El presidente Rajoy comprometió ayer su futuro en el debate extraordinario sobre el caso Bárcenas, en el que adoptó una estrategia rompedora basada en el reconocimiento del error de haber confiado en Bárcenas y, al mismo tiempo, en la negación frontal de todas las acusaciones de financiación ilegal.

Contra pronóstico, Rajoy, que había sido llevado a rastras a la comparecencia, sorprendió a todos zanjando el caso desde el principio: tras negar expresamente que fuese a refugiarse en el habitual "y tú más" en que incurren con tanta frecuencia los grandes partidos españoles cuando hablan de corrupción, y luego de manifestar que aceptaba comparecer "para evitar que los despropósitos sigan creciendo", admitió directamente haberse equivocado al haber dado crédito al señor Bárcenas, un personaje desleal que no mereció el apoyo recibido cuando aún el partido creía que su implicación en el caso Gürtel había sido obra de los enemigos del PP.

Tras este radical cambio de actitud „hasta hace poco, Bárcenas había sido defendido por la cúpula popular, y hubo todavía algún SMS de comprensión por parte de Rajoy después de descubrirse el dinero suizo del extesorero„, Rajoy negó frontalmente la existencia de doble contabilidad en el PP o la ocultación de algún delito. Se pagaron gratificaciones y sobresueldos en dinero blanco, "como en todas partes", y las demás acusaciones de Bárcenas no tienen "más valor que un renglón escrito al vuelo en un papel arrugado".

A continuación, Rajoy se explayó en una injusta reprimenda contra los grupos políticos y los medios de comunicación que han abonado el caso Bárcenas, y, en un bien construido discurso, con palabras de Rubalcaba en el caso Faisán, hizo un canto eficaz a la presunción de inocencia. También recriminó al PSOE la "amenaza" de la moción de censura, culpándole de generar inestabilidad política, lesiva para el país en los mercados.
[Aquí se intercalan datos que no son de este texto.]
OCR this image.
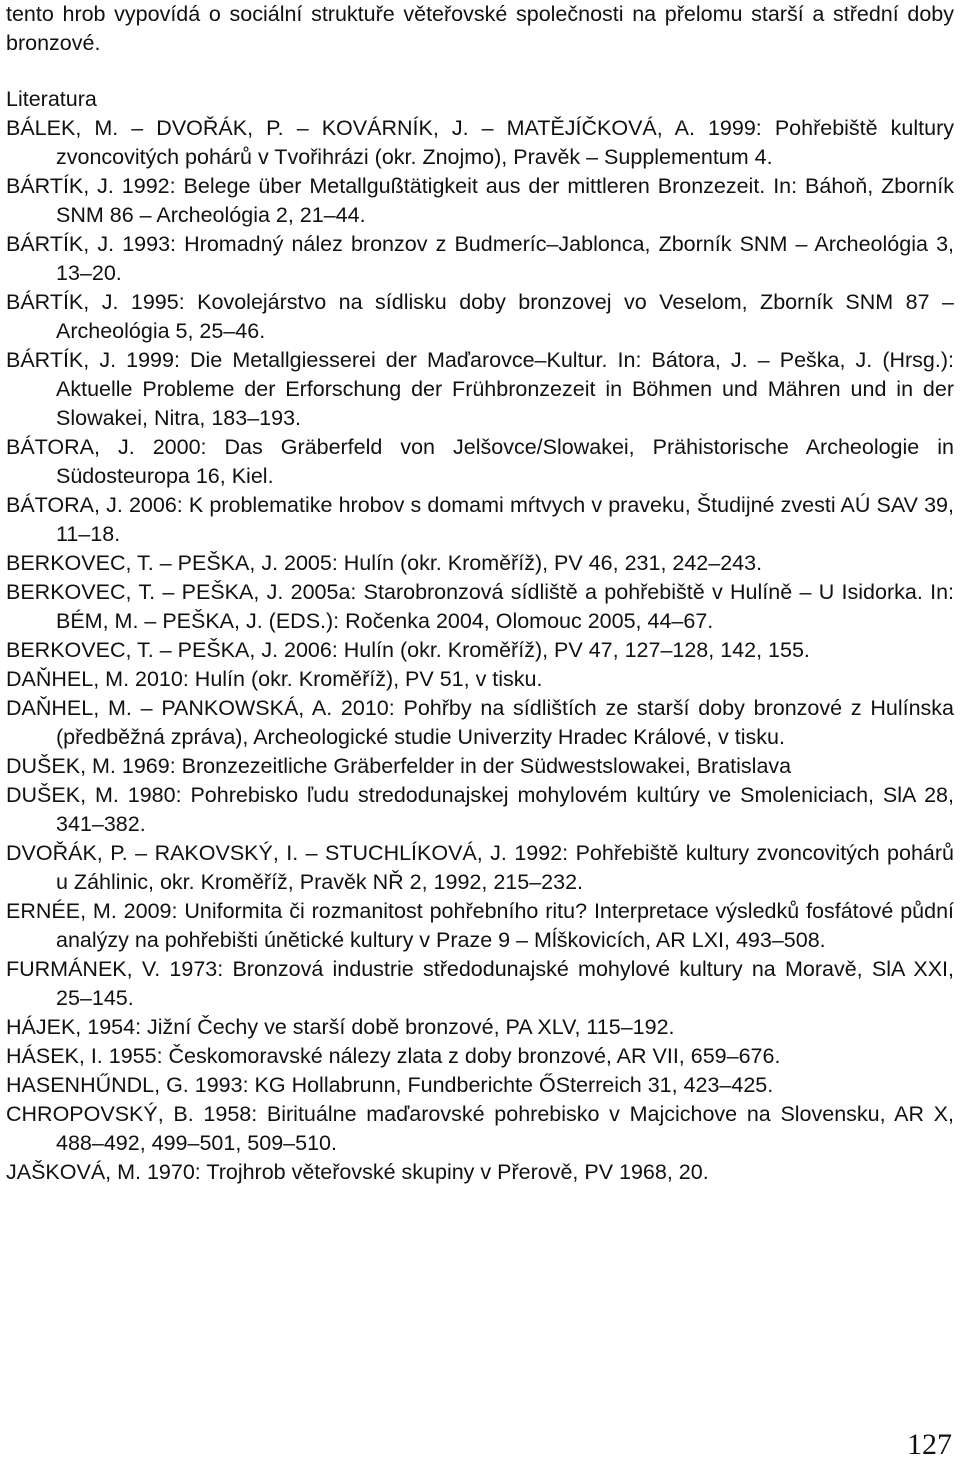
tento hrob vypovídá o sociální struktuře věteřovské společnosti na přelomu starší a střední doby bronzové.

Literatura
BÁLEK, M. – DVOŘÁK, P. – KOVÁRNÍK, J. – MATĚJÍČKOVÁ, A. 1999: Pohřebiště kultury zvoncovitých pohárů v Tvořihrázi (okr. Znojmo), Pravěk – Supplementum 4.
BÁRTÍK, J. 1992: Belege über Metallgußtätigkeit aus der mittleren Bronzezeit. In: Báhoň, Zborník SNM 86 – Archeológia 2, 21–44.
BÁRTÍK, J. 1993: Hromadný nález bronzov z Budmeríc–Jablonca, Zborník SNM – Archeológia 3, 13–20.
BÁRTÍK, J. 1995: Kovolejárstvo na sídlisku doby bronzovej vo Veselom, Zborník SNM 87 – Archeológia 5, 25–46.
BÁRTÍK, J. 1999: Die Metallgiesserei der Maďarovce–Kultur. In: Bátora, J. – Peška, J. (Hrsg.): Aktuelle Probleme der Erforschung der Frühbronzezeit in Böhmen und Mähren und in der Slowakei, Nitra, 183–193.
BÁTORA, J. 2000: Das Gräberfeld von Jelšovce/Slowakei, Prähistorische Archeologie in Südosteuropa 16, Kiel.
BÁTORA, J. 2006: K problematike hrobov s domami mŕtvych v praveku, Študijné zvesti AÚ SAV 39, 11–18.
BERKOVEC, T. – PEŠKA, J. 2005: Hulín (okr. Kroměříž), PV 46, 231, 242–243.
BERKOVEC, T. – PEŠKA, J. 2005a: Starobronzová sídliště a pohřebiště v Hulíně – U Isidorka. In: BÉM, M. – PEŠKA, J. (EDS.): Ročenka 2004, Olomouc 2005, 44–67.
BERKOVEC, T. – PEŠKA, J. 2006: Hulín (okr. Kroměříž), PV 47, 127–128, 142, 155.
DAŇHEL, M. 2010: Hulín (okr. Kroměříž), PV 51, v tisku.
DAŇHEL, M. – PANKOWSKÁ, A. 2010: Pohřby na sídlištích ze starší doby bronzové z Hulínska (předběžná zpráva), Archeologické studie Univerzity Hradec Králové, v tisku.
DUŠEK, M. 1969: Bronzezeitliche Gräberfelder in der Südwestslowakei, Bratislava
DUŠEK, M. 1980: Pohrebisko ľudu stredodunajskej mohylovém kultúry ve Smoleniciach, SlA 28, 341–382.
DVOŘÁK, P. – RAKOVSKÝ, I. – STUCHLÍKOVÁ, J. 1992: Pohřebiště kultury zvoncovitých pohárů u Záhlinic, okr. Kroměříž, Pravěk NŘ 2, 1992, 215–232.
ERNÉE, M. 2009: Uniformita či rozmanitost pohřebního ritu? Interpretace výsledků fosfátové půdní analýzy na pohřebišti únětické kultury v Praze 9 – Mĺškovicích, AR LXI, 493–508.
FURMÁNEK, V. 1973: Bronzová industrie středodunajské mohylové kultury na Moravě, SlA XXI, 25–145.
HÁJEK, 1954: Jižní Čechy ve starší době bronzové, PA XLV, 115–192.
HÁSEK, I. 1955: Českomoravské nálezy zlata z doby bronzové, AR VII, 659–676.
HASENHŰNDL, G. 1993: KG Hollabrunn, Fundberichte ŐSterreich 31, 423–425.
CHROPOVSKÝ, B. 1958: Birituálne maďarovské pohrebisko v Majcichove na Slovensku, AR X, 488–492, 499–501, 509–510.
JAŠKOVÁ, M. 1970: Trojhrob věteřovské skupiny v Přerově, PV 1968, 20.
127
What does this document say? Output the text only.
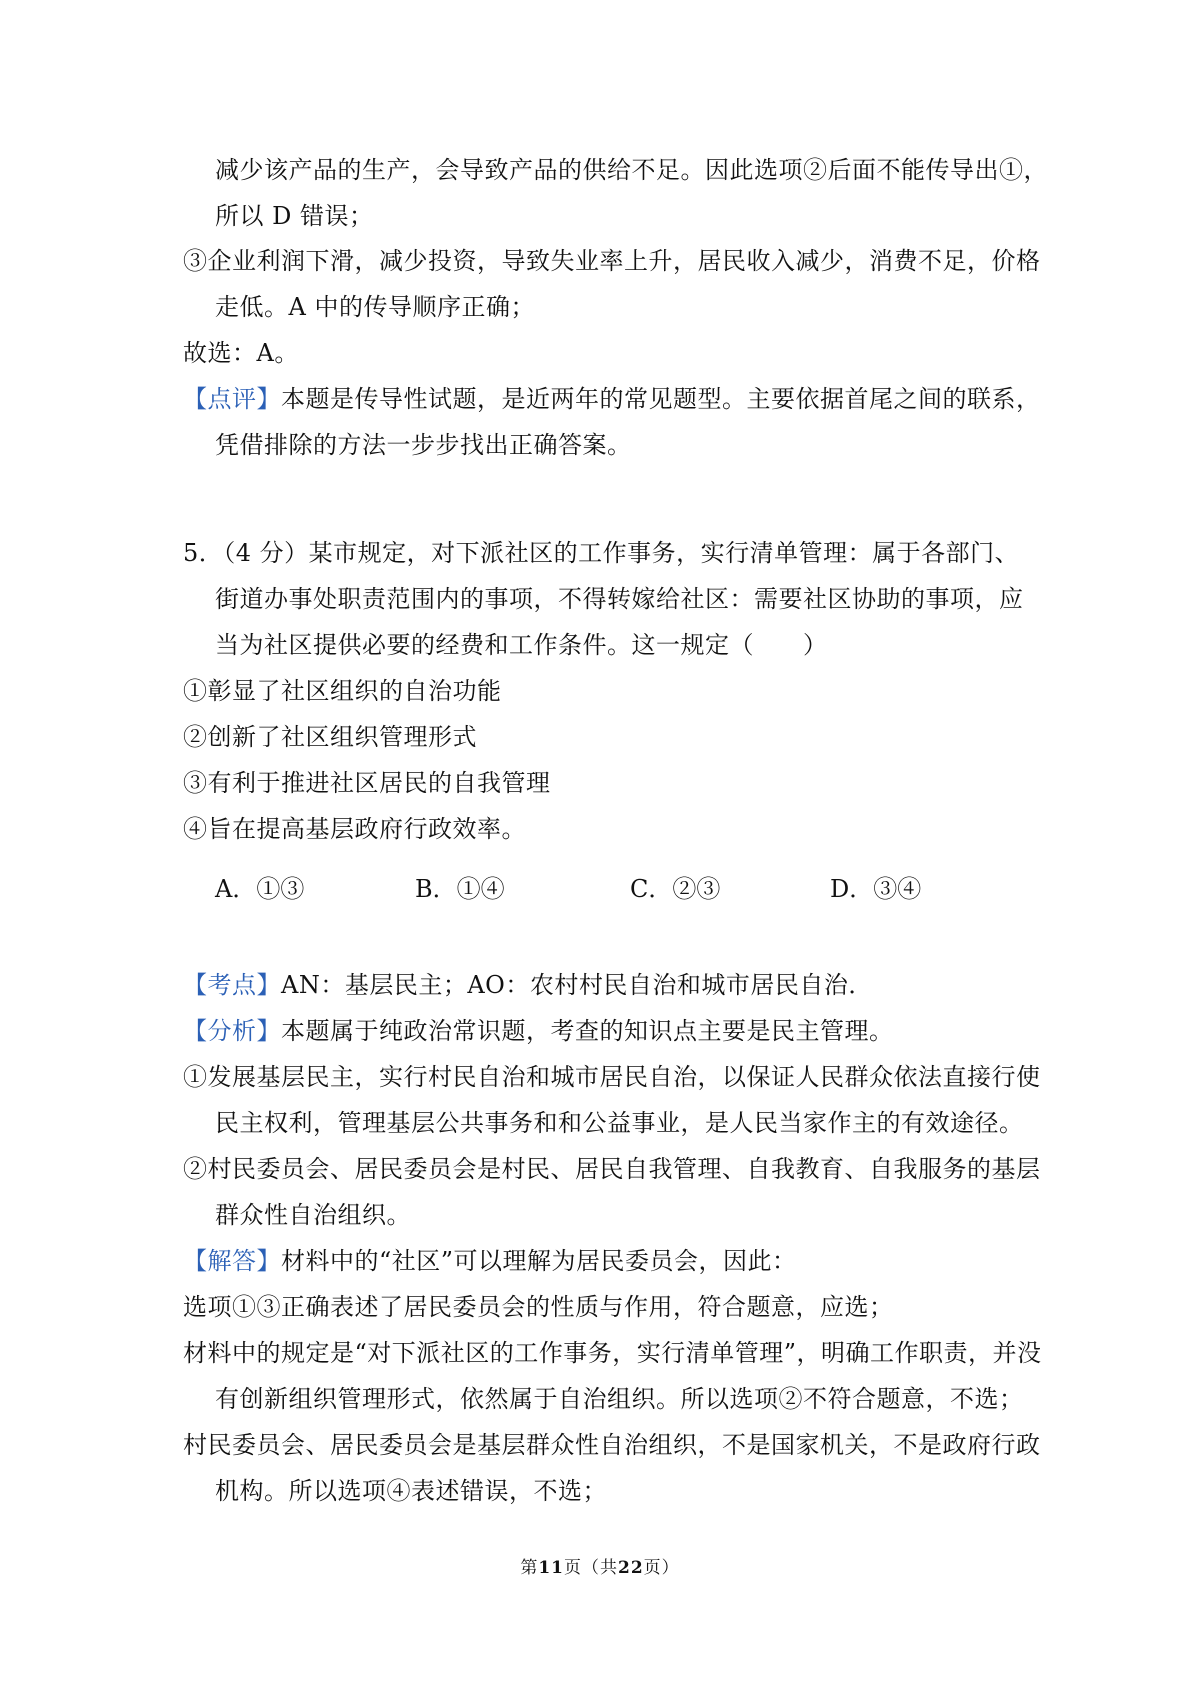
减少该产品的生产，会导致产品的供给不足。因此选项②后面不能传导出①，
所以 D 错误；
③企业利润下滑，减少投资，导致失业率上升，居民收入减少，消费不足，价格
走低。A 中的传导顺序正确；
故选：A。
【点评】本题是传导性试题，是近两年的常见题型。主要依据首尾之间的联系，
凭借排除的方法一步步找出正确答案。
5．（4 分）某市规定，对下派社区的工作事务，实行清单管理：属于各部门、
街道办事处职责范围内的事项，不得转嫁给社区：需要社区协助的事项，应
当为社区提供必要的经费和工作条件。这一规定（　　）
①彰显了社区组织的自治功能
②创新了社区组织管理形式
③有利于推进社区居民的自我管理
④旨在提高基层政府行政效率。
A．①③	B．①④	C．②③	D．③④
【考点】AN：基层民主；AO：农村村民自治和城市居民自治．
【分析】本题属于纯政治常识题，考查的知识点主要是民主管理。
①发展基层民主，实行村民自治和城市居民自治，以保证人民群众依法直接行使
民主权利，管理基层公共事务和和公益事业，是人民当家作主的有效途径。
②村民委员会、居民委员会是村民、居民自我管理、自我教育、自我服务的基层
群众性自治组织。
【解答】材料中的“社区”可以理解为居民委员会，因此：
选项①③正确表述了居民委员会的性质与作用，符合题意，应选；
材料中的规定是“对下派社区的工作事务，实行清单管理”，明确工作职责，并没
有创新组织管理形式，依然属于自治组织。所以选项②不符合题意，不选；
村民委员会、居民委员会是基层群众性自治组织，不是国家机关，不是政府行政
机构。所以选项④表述错误，不选；
第11页（共22页）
Con independencia de la obviedad de que la inestabilidad política la genera la corrupción y no la acción de quienes se oponen a ella, es ahora manifiesto que Rajoy es prisionero de su propio discurso, de forma que su suerte política está ligada a la evolución de las investigaciones judiciales. La negativa de cualquier connivencia con el negocio opaco de Bárcenas „de algún lado han debido de salir los millones de Suiza„ chocaría evidentemente con unas conclusiones judiciales incriminatorias. Todos hemos sospechado que la "contabilidad B" de Bárcenas incluía anotaciones falsas, encaminadas al desahogo de las fobias del extesorero, junto a las que reflejaron movimientos reales, pero la afirmación de que todo es mentira resulta aventurada ya que de las investigaciones del instructor parecen desprenderse ya indicios que apoyarían la tesis de una financiación paralela, basada en las donaciones anónimas al partido.

Dicho de otra forma, es difícil de creer que Bárcenas haya urdido por completo la contabilidad opaca durante veinte años, con el único fin de vengarse de quienes le sorprendieran en falta, enriqueciéndose hasta la náusea. Es más fácil de imaginar que tanto el negocio del administrador desleal como esa contabilidad oculta provinieron de una financiación subrepticia, paralela, que fue también una de las fuentes de financiación del facineroso.

En resumidas cuentas, la justicia ya no sólo tiene en sus manos la suerte de Bárcenas y sus cómplices: también la de Rajoy, ya que éste se ha puesto en sus manos al negar tajantemente cualquier implicación en el relato de Bárcenas.